What is not Patentable?

Patents will not be granted for the following types of inventions.

  • Frivolous or obvious inventions
  • Inventions which are contrary to law or morality or injurious to human, animal or plant life and health or to the environment
  • Mere discovery of the scientific principle or the formulation of an abstract theory or discovery of any living thing or non-living substances occurring in nature
  • Mere discovery of any new property or mere new use for known substance or the mere use of a known process, machine or apparatus- unless it results in new products or employs one new reactant
  • Producing a new substance by mere admixtures of substances
  • Mere arrangement / rearrangement or duplication of known devices functioning independently
  • Method of agriculture and horticulture
  • Any process for the medicinal or surgical, curative prophylactic, diagnostic, therapeutic or other treatment of human beings, animals to render them free of disease or to increase their or their products’ economic value
  • The biological processes for production or propagation of plants and animals in whole or any part thereof other than micro-organisms but including seeds, varieties and species
  • A mathematical or business method, algorithm or software per se • Aesthetic creations including cinematography and television production
  • Mental methods or teaching or games and sports techniques
  • Presentation of information
  • Topography of Integrated Circuits
  • Invention which in effect, is traditional knowledge or which is an aggregation or duplication of known properties of traditionally known components
  • Inventions relating to Atomic Energy

How can the Patentee benefit from the Patent?

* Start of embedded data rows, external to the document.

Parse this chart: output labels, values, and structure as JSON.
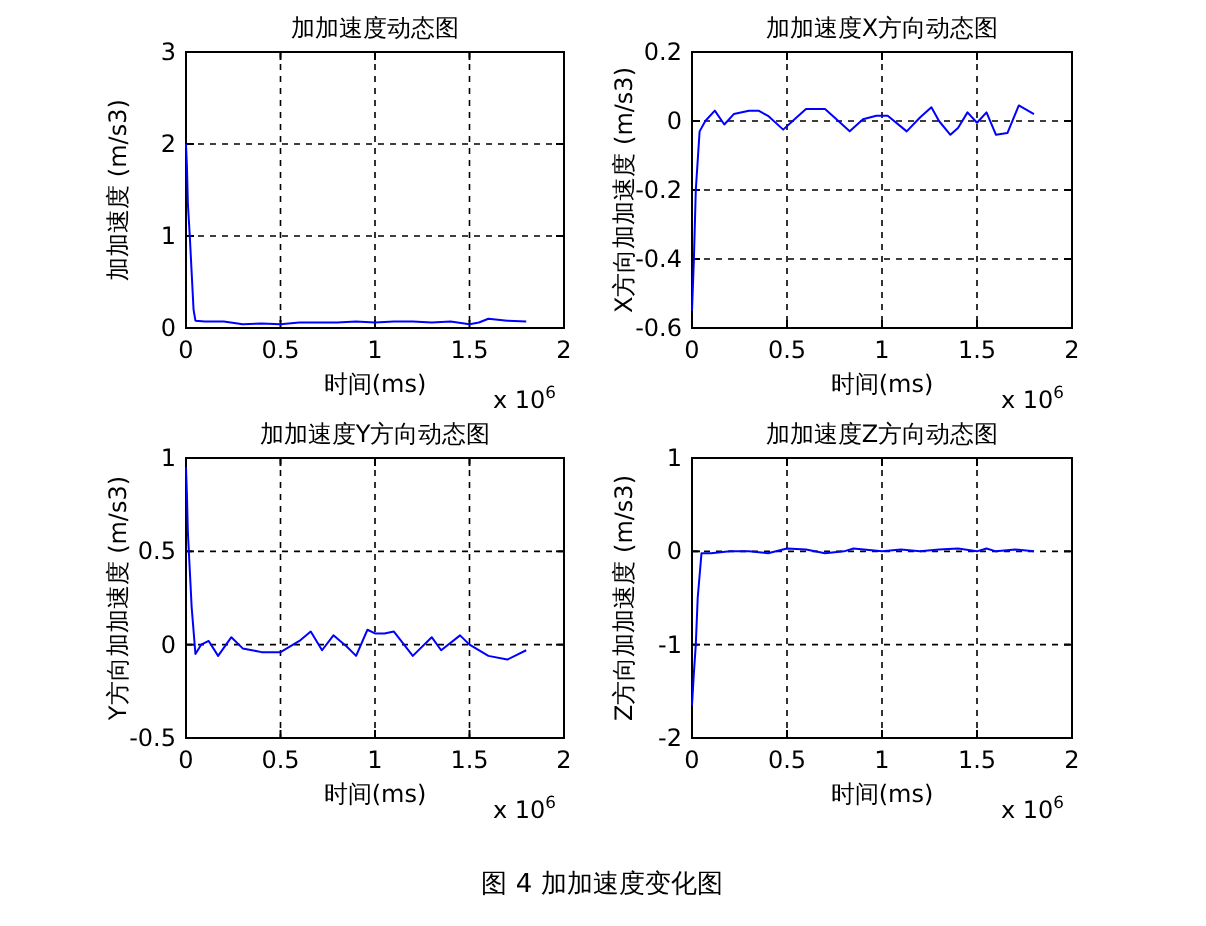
{
  "chart_data": [
    {
      "type": "line",
      "title": "加加速度动态图",
      "xlabel": "时间(ms)",
      "ylabel": "加加速度 (m/s3)",
      "annotations": [
        "x 10$^{6}$"
      ],
      "grid": true,
      "xlim": [
        0,
        2
      ],
      "xticks": [
        0,
        0.5,
        1,
        1.5,
        2
      ],
      "ylim": [
        0,
        3
      ],
      "yticks": [
        0,
        1,
        2,
        3
      ],
      "x": [
        0,
        0.005,
        0.01,
        0.02,
        0.03,
        0.04,
        0.05,
        0.1,
        0.2,
        0.3,
        0.4,
        0.5,
        0.6,
        0.7,
        0.8,
        0.9,
        1.0,
        1.1,
        1.2,
        1.3,
        1.4,
        1.5,
        1.55,
        1.6,
        1.65,
        1.7,
        1.8
      ],
      "series": [
        {
          "color": "#0000ff",
          "values": [
            2.0,
            1.75,
            1.35,
            1.0,
            0.6,
            0.2,
            0.08,
            0.07,
            0.07,
            0.04,
            0.05,
            0.04,
            0.06,
            0.06,
            0.06,
            0.07,
            0.06,
            0.07,
            0.07,
            0.06,
            0.07,
            0.04,
            0.06,
            0.1,
            0.09,
            0.08,
            0.07
          ]
        }
      ]
    },
    {
      "type": "line",
      "title": "加加速度X方向动态图",
      "xlabel": "时间(ms)",
      "ylabel": "X方向加加速度 (m/s3)",
      "annotations": [
        "x 10$^{6}$"
      ],
      "grid": true,
      "xlim": [
        0,
        2
      ],
      "xticks": [
        0,
        0.5,
        1,
        1.5,
        2
      ],
      "ylim": [
        -0.6,
        0.2
      ],
      "yticks": [
        -0.6,
        -0.4,
        -0.2,
        0,
        0.2
      ],
      "x": [
        0,
        0.01,
        0.02,
        0.04,
        0.07,
        0.12,
        0.17,
        0.22,
        0.3,
        0.35,
        0.4,
        0.48,
        0.55,
        0.6,
        0.7,
        0.75,
        0.83,
        0.9,
        0.97,
        1.03,
        1.13,
        1.2,
        1.26,
        1.3,
        1.36,
        1.4,
        1.45,
        1.5,
        1.55,
        1.6,
        1.66,
        1.72,
        1.8
      ],
      "series": [
        {
          "color": "#0000ff",
          "values": [
            -0.55,
            -0.4,
            -0.2,
            -0.03,
            0.0,
            0.03,
            -0.01,
            0.02,
            0.03,
            0.03,
            0.015,
            -0.025,
            0.01,
            0.035,
            0.035,
            0.01,
            -0.03,
            0.005,
            0.015,
            0.015,
            -0.03,
            0.01,
            0.04,
            0.0,
            -0.04,
            -0.02,
            0.025,
            -0.005,
            0.025,
            -0.04,
            -0.035,
            0.045,
            0.02
          ]
        }
      ]
    },
    {
      "type": "line",
      "title": "加加速度Y方向动态图",
      "xlabel": "时间(ms)",
      "ylabel": "Y方向加加速度 (m/s3)",
      "annotations": [
        "x 10$^{6}$"
      ],
      "grid": true,
      "xlim": [
        0,
        2
      ],
      "xticks": [
        0,
        0.5,
        1,
        1.5,
        2
      ],
      "ylim": [
        -0.5,
        1
      ],
      "yticks": [
        -0.5,
        0,
        0.5,
        1
      ],
      "x": [
        0,
        0.005,
        0.01,
        0.02,
        0.03,
        0.05,
        0.08,
        0.12,
        0.17,
        0.24,
        0.3,
        0.4,
        0.5,
        0.6,
        0.66,
        0.72,
        0.78,
        0.85,
        0.9,
        0.96,
        1.0,
        1.05,
        1.1,
        1.2,
        1.3,
        1.35,
        1.45,
        1.5,
        1.6,
        1.7,
        1.8
      ],
      "series": [
        {
          "color": "#0000ff",
          "values": [
            0.95,
            0.8,
            0.6,
            0.4,
            0.2,
            -0.05,
            0.0,
            0.02,
            -0.06,
            0.04,
            -0.02,
            -0.04,
            -0.04,
            0.02,
            0.07,
            -0.03,
            0.05,
            -0.01,
            -0.06,
            0.08,
            0.06,
            0.06,
            0.07,
            -0.06,
            0.04,
            -0.03,
            0.05,
            0.0,
            -0.06,
            -0.08,
            -0.03
          ]
        }
      ]
    },
    {
      "type": "line",
      "title": "加加速度Z方向动态图",
      "xlabel": "时间(ms)",
      "ylabel": "Z方向加加速度 (m/s3)",
      "annotations": [
        "x 10$^{6}$",
        "图 4  加加速度变化图"
      ],
      "grid": true,
      "xlim": [
        0,
        2
      ],
      "xticks": [
        0,
        0.5,
        1,
        1.5,
        2
      ],
      "ylim": [
        -2,
        1
      ],
      "yticks": [
        -2,
        -1,
        0,
        1
      ],
      "x": [
        0,
        0.01,
        0.02,
        0.03,
        0.05,
        0.1,
        0.2,
        0.3,
        0.4,
        0.5,
        0.6,
        0.7,
        0.8,
        0.85,
        1.0,
        1.1,
        1.2,
        1.3,
        1.4,
        1.5,
        1.55,
        1.6,
        1.7,
        1.8
      ],
      "series": [
        {
          "color": "#0000ff",
          "values": [
            -1.65,
            -1.3,
            -1.0,
            -0.5,
            -0.02,
            -0.02,
            0.0,
            0.0,
            -0.02,
            0.03,
            0.02,
            -0.02,
            0.0,
            0.03,
            0.0,
            0.02,
            0.0,
            0.02,
            0.03,
            0.0,
            0.03,
            0.0,
            0.02,
            0.0
          ]
        }
      ]
    }
  ]
}
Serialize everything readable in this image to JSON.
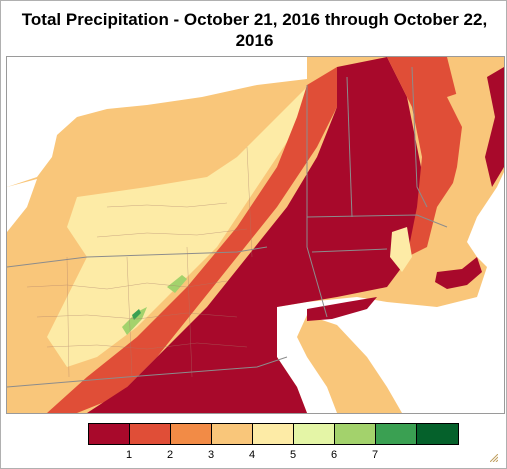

  • Patents, like any other property, may be assigned or licensed or even mortgaged
  • Self-Profit – A Patent recognizes the right of the patentee and gives him exclusivity of use, allowing the patentee to exploit the Patent himself, manufacture the product and distribute it through his own organization. Direct use of the Patent is the easiest and most uncomplicated method of use
  • Licensing – through licensing, the patent owner allows use of the Patent, while retaining the ownership rights o Exclusive license – except for the licensee excludes all others even the licensor from manufacturing, selling, importing or using the licensed product o Sole license – excludes all others except the licensee and the licensor from manufacturing, selling, importing or using the licensed product o Simple license (or) Non – exclusive license – does not preclude the licensor from granting more than one license at the same time in the same territory
  • Transfer / Assignment – Thanks to the nature of a Patent, it can like any other property, be bought or sold (patent purchase). By transferring, as opposed to licensing, the patentee transfers his Patent rights to another individual or entity, who then becomes the Patent Owner.